Why this matters on the ground
The sanctions land in a West Bank environment that has already deteriorated sharply. The BBC reports the UN documented more than 1,800 settler attacks in 2025 that caused casualties or property damage across roughly 280 communities, while AP says at least 40 Palestinians have been killed since the start of this year, including a record 11 by settlers (
BBC,
NPR/AP). That is the context for the EU’s move: it is trying to signal that violence by civilians on the Israeli side will not be treated as politically cost-free.
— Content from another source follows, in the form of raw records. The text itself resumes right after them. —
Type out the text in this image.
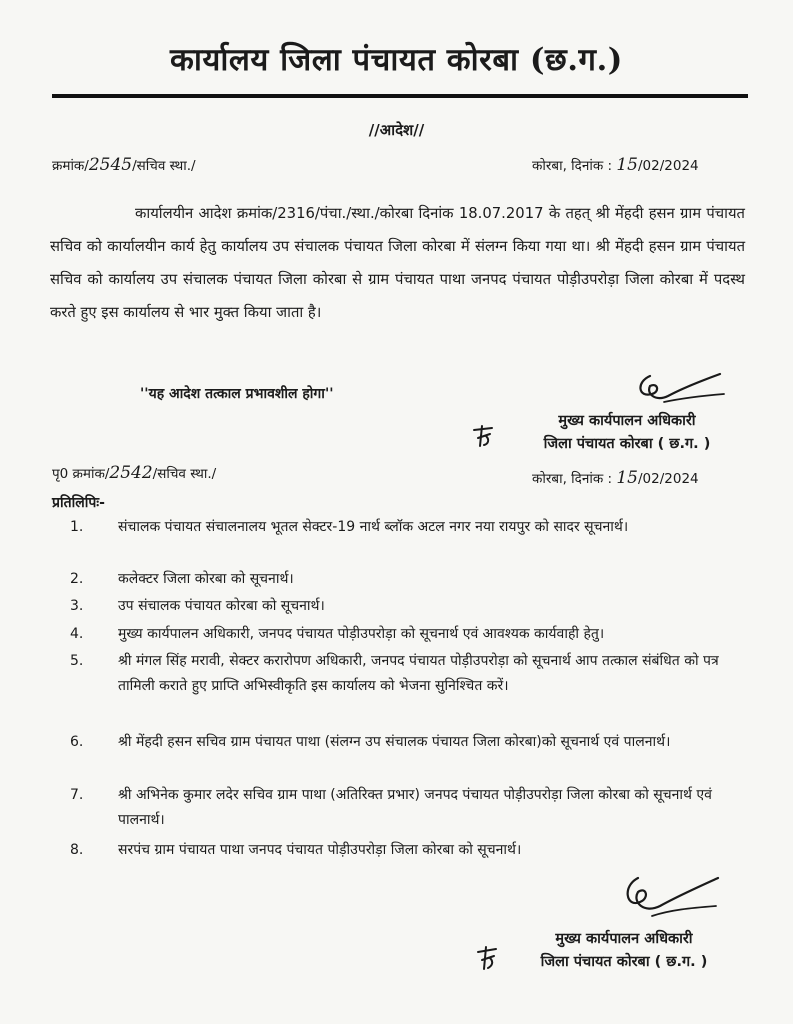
कार्यालय जिला पंचायत कोरबा (छ.ग.)
//आदेश//
क्रमांक/2545/सचिव स्था./	कोरबा, दिनांक : 15/02/2024
कार्यालयीन आदेश क्रमांक/2316/पंचा./स्था./कोरबा दिनांक 18.07.2017 के तहत् श्री मेंहदी हसन ग्राम पंचायत सचिव को कार्यालयीन कार्य हेतु कार्यालय उप संचालक पंचायत जिला कोरबा में संलग्न किया गया था। श्री मेंहदी हसन ग्राम पंचायत सचिव को कार्यालय उप संचालक पंचायत जिला कोरबा से ग्राम पंचायत पाथा जनपद पंचायत पोड़ीउपरोड़ा जिला कोरबा में पदस्थ करते हुए इस कार्यालय से भार मुक्त किया जाता है।
''यह आदेश तत्काल प्रभावशील होगा''
मुख्य कार्यपालन अधिकारी
जिला पंचायत कोरबा ( छ.ग. )
पृ0 क्रमांक/2542/सचिव स्था./	कोरबा, दिनांक : 15/02/2024
प्रतिलिपिः-
1.	संचालक पंचायत संचालनालय भूतल सेक्टर-19 नार्थ ब्लॉक अटल नगर नया रायपुर को सादर सूचनार्थ।
2.	कलेक्टर जिला कोरबा को सूचनार्थ।
3.	उप संचालक पंचायत कोरबा को सूचनार्थ।
4.	मुख्य कार्यपालन अधिकारी, जनपद पंचायत पोड़ीउपरोड़ा को सूचनार्थ एवं आवश्यक कार्यवाही हेतु।
5.	श्री मंगल सिंह मरावी, सेक्टर करारोपण अधिकारी, जनपद पंचायत पोड़ीउपरोड़ा को सूचनार्थ आप तत्काल संबंधित को पत्र तामिली कराते हुए प्राप्ति अभिस्वीकृति इस कार्यालय को भेजना सुनिश्चित करें।
6.	श्री मेंहदी हसन सचिव ग्राम पंचायत पाथा (संलग्न उप संचालक पंचायत जिला कोरबा)को सूचनार्थ एवं पालनार्थ।
7.	श्री अभिनेक कुमार लदेर सचिव ग्राम पाथा (अतिरिक्त प्रभार) जनपद पंचायत पोड़ीउपरोड़ा जिला कोरबा को सूचनार्थ एवं पालनार्थ।
8.	सरपंच ग्राम पंचायत पाथा जनपद पंचायत पोड़ीउपरोड़ा जिला कोरबा को सूचनार्थ।
मुख्य कार्यपालन अधिकारी
जिला पंचायत कोरबा ( छ.ग. )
But the signal cuts both ways. Israel’s foreign minister Gideon Sa’ar denounced the decision as “arbitrary and political,” and accused the EU of a “distorted moral equivalence” for pairing settler sanctions with measures on Hamas figures (
BBC,
POLITICO). That response is meant to rally domestic support and pressure sympathetic EU capitals, especially those still resisting wider penalties.
What to watch next
The next decision point is whether Brussels moves from symbolic targeting to market pressure. France, Sweden and others are already pushing to restrict settlement products, while Italy and Germany remain central holdouts on any tougher line (
POLITICO,
NPR/AP). Watch the next Foreign Affairs Council in May: if the EU cannot agree on trade measures then, this sanctions package will look less like a turning point than a ceiling. For
Conflict and
Global Politics, that is the real story — Europe has found a narrow consensus, but not a strategy.